GRAPH CAPTION: As you can see from the graph shown above, TORNADOES are by far the worst cause of health damages, and no other event is even close to them in causing FATALITIES and INJURIES to human beings. The number of events shown is less than the 48 stated by the NOAA Institute, since that the final processed dataset kept only the events with positive damage values.

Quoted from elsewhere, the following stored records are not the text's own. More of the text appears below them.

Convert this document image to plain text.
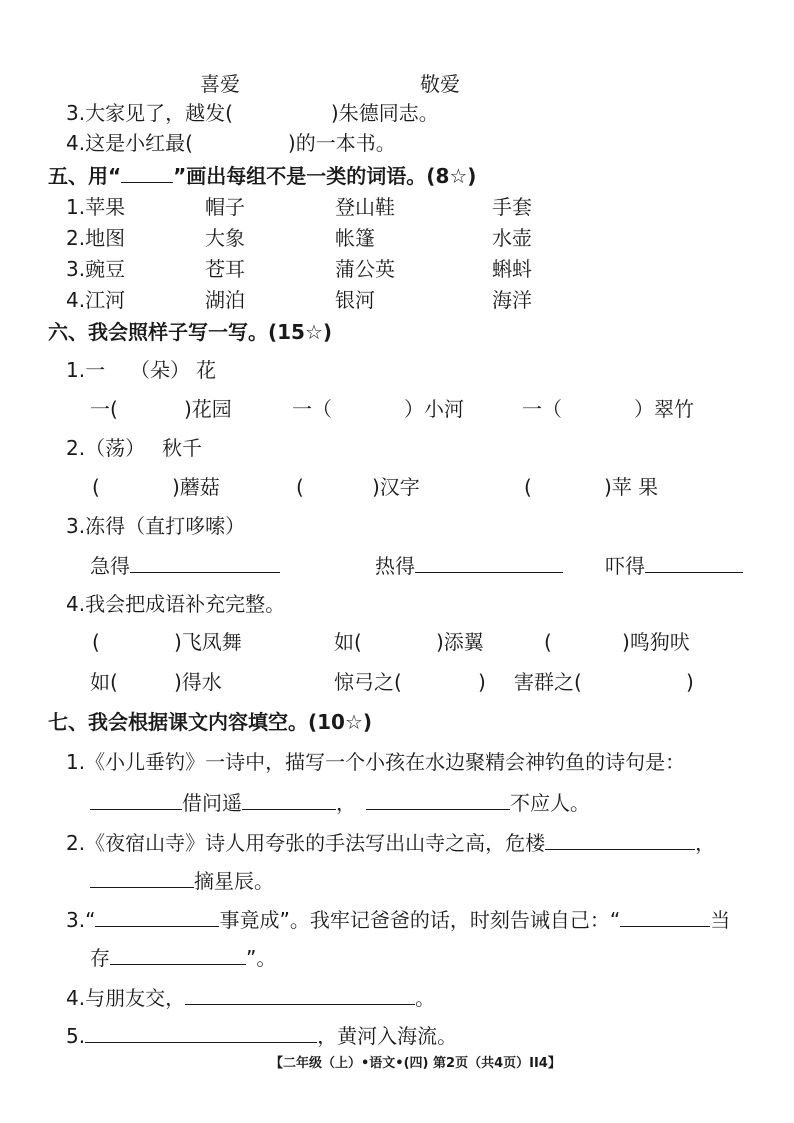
喜爱	敬爱
3.大家见了，越发(	)朱德同志。
4.这是小红最(	)的一本书。
五、用“	”画出每组不是一类的词语。(8☆)
1.苹果	帽子	登山鞋	手套
2.地图	大象	帐篷	水壶
3.豌豆	苍耳	蒲公英	蝌蚪
4.江河	湖泊	银河	海洋
六、我会照样子写一写。(15☆)
1.一 （朵） 花
一(	)花园	一（	）小河	一（	）翠竹
2.（荡） 秋千
(	)蘑菇	(	)汉字	(	)苹 果
3.冻得（直打哆嗦）
急得	热得	吓得
4.我会把成语补充完整。
(	)飞凤舞	如(	)添翼	(	)鸣狗吠
如(	)得水	惊弓之(	) 害群之(	)
七、我会根据课文内容填空。(10☆)
1.《小儿垂钓》一诗中，描写一个小孩在水边聚精会神钓鱼的诗句是：
借问遥	，	不应人。
2.《夜宿山寺》诗人用夸张的手法写出山寺之高，危楼	，
摘星辰。
3.“	事竟成”。我牢记爸爸的话，时刻告诫自己：“	当
存	”。
4.与朋友交，	。
5.	，黄河入海流。
【二年级（上）•语文•(四) 第2页（共4页）II4】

Graph 2: Total number of Fatalities

fatalmean <- mean(harmsum$FATALITIES)
g <-ggplot(harmsum, aes(x=EVTYPE, y=FATALITIES))
g <- g + geom_bar(color="black", fill="dark grey", stat="identity")
g <- g + geom_hline(aes(yintercept=fatalmean), data=harmsum, colour="red", linetype="dashed")
g <- g + theme(axis.text.x = element_text(angle = -270, hjust = 1, size=10))
g <- g + theme(axis.text.y = element_text(size=10))
g <- g + theme(axis.title=element_text(size=12,face="bold"))
g <- g + theme(title=element_text(size=14,face="bold"))
g <- g + labs(y = "Total number of Fatalities")
g <- g + labs(x = "Storm Event type")
g <- g + labs(title = "Total number of Fatalities by Event type 1950->2011 (red dashed line = Mean)")
print(g)

GRAPH CAPTION: Just to get some more details, above is a graph that shows the FATALITIES distribution by storm event, since death is the heaviest damage out of all possible damages. TORNADOES confirm to be by far the worst threat even with respect to this kind of consequence, while EXCESSIVE HEAT shows to weigh more as second cause of damages when it comes to counting deaths. The number of events shown is less than the 48 stated by the NOAA Institute, since that the final processed dataset kept only the events with positive damage values.

Part 2: Damages to Economy

When it comes to damages to the economy, the worst threat is represented by FLOODS, according to the below report.

econmax <- which.max(econsum[,6])
econsum[econmax,c(1,6)]
##    EVTYPE   TOTDAMAGES
## 14  FLOOD 138235749000

Graph 3: Total Damages to Economy

econmean <- mean(econsum$TOTDAMAGES)
g <-ggplot(econsum, aes(x=EVTYPE, y=TOTDAMAGES))
g <- g + geom_bar(color="black", fill="light green", stat="identity")
g <- g + geom_hline(aes(yintercept=econmean), data=econsum, colour="red", linetype="dashed")
g <- g + theme(axis.text.x = element_text(angle = -270, hjust = 1, size=10))
g <- g + theme(axis.text.y = element_text(size=10))
g <- g + theme(axis.title=element_text(size=12,face="bold"))
g <- g + theme(title=element_text(size=14,face="bold"))
g <- g + labs(y = "Total economic Damages in USD")
g <- g + labs(x = "Storm Event type")
g <- g + labs(title = "Total economic Damages by Storm type 1950->2011 (red line = Mean)")
print(g)

GRAPH CAPTION: As you can see from the graph shown above, FLOODS are by far the worst cause of economic damages, and no other event is even close to them in causing damages to properties and crops, neither TORNADOES, that however are the second threat with respect to total economic damages. The number of events shown is less than the 48 stated by the NOAA Institute, since that the final processed dataset kept only the events with positive damage values.